Pentamethylcyclopentadienyl Titanium(IV) Amido Pyridylene Phenylene and Pentamethylcyclopentadienyl Titanacyclopropane Amido Complexes and their Behavior in the Polymerization of Ethylene and Cyclic Olefins

Abstract

AbstractThe reaction of pentamethylcyclopentadienyl titanium trichloride (Cp*TiCl3) with lithium N,N‐bis{6‐[2‐(diethylboryl)phenyl]pyridyl‐2‐yl}amide resulted in the formation of chlorido[η3‐N‐{6‐[2‐(diethylboryl)phenyl]pyridyl‐2‐yl}‐N‐(6‐C6H4)pyrid‐2‐yl)amido]pentamethylcyclopentadienyltitanium (Ti‐1).
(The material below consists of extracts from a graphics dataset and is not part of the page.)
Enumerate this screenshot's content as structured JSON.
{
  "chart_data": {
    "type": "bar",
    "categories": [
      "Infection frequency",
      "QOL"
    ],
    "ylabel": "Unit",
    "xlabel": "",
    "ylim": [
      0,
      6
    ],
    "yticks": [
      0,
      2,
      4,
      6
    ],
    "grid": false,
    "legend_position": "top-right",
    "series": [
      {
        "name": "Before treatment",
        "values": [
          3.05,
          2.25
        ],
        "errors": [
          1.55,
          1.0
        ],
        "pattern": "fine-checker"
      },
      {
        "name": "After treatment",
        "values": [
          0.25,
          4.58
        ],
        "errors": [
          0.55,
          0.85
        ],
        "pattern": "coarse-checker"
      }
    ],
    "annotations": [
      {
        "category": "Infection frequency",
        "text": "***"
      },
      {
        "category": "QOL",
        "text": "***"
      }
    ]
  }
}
The structure of Ti‐1 was elucidated by using single‐crystal XRD. The same compound is formed upon the reaction of Cp*TiCl3 with lithium N‐{6‐[2‐(diethylboryl)phenyl]pyridyl‐2‐yl}‐N’‐[6‐(2‐bromophenyl)pyridyl‐2‐yl]amide. The reaction of N,N‐bis[6‐(2‐bromophen‐1‐yl)pyrid‐2‐yl]amine (4) with lithium hexamethyldisilazide followed by the addition of Cp*TiCl3 leads to the formation of [N,N‐bis{6‐(2‐bromophen‐1‐yl)pyrid‐2‐yl}amide]dichloridopentamethylcyclopentadienyltitanium (Ti‐2). The reaction of Ti‐1 with benzylmagnesium chloride yields the pentamethylcyclopentadienyl titanium vinyl complex pentamethylcyclopentadienyl{N‐(6‐phenylpyridyl‐2‐yl)‐N‐[6‐(2‐ethyl‐η2‐vinylboryl‐C6H4)pyrid‐2‐yl]amido}titanium (Ti‐3) by C−H activation; Ti‐3 is best described as a monosubstituted titanacyclopropane. Upon activation with methylaluminoxane (MAO), Ti‐1 produces linear, high‐density polyethylene with molecular weights >6×106 g mol−1, whereas Ti‐2 yielded ethyl‐branched polyethylene. Both Ti‐1 and Ti‐2 are able to copolymerize ethylene (E) with norborn‐2‐ene (NBE) and E with cyclopentene (CPE) and to terpolymerize E with NBE and CPE. Ti‐1 activated by MAO is also active in the ring‐opening metathesis polymerization of NBE to produce up to 97 % cis‐syndiotactic poly(NBE). The polymer structure of all resulting homo‐ and copolymers was elucidated by using 13C NMR spectroscopy.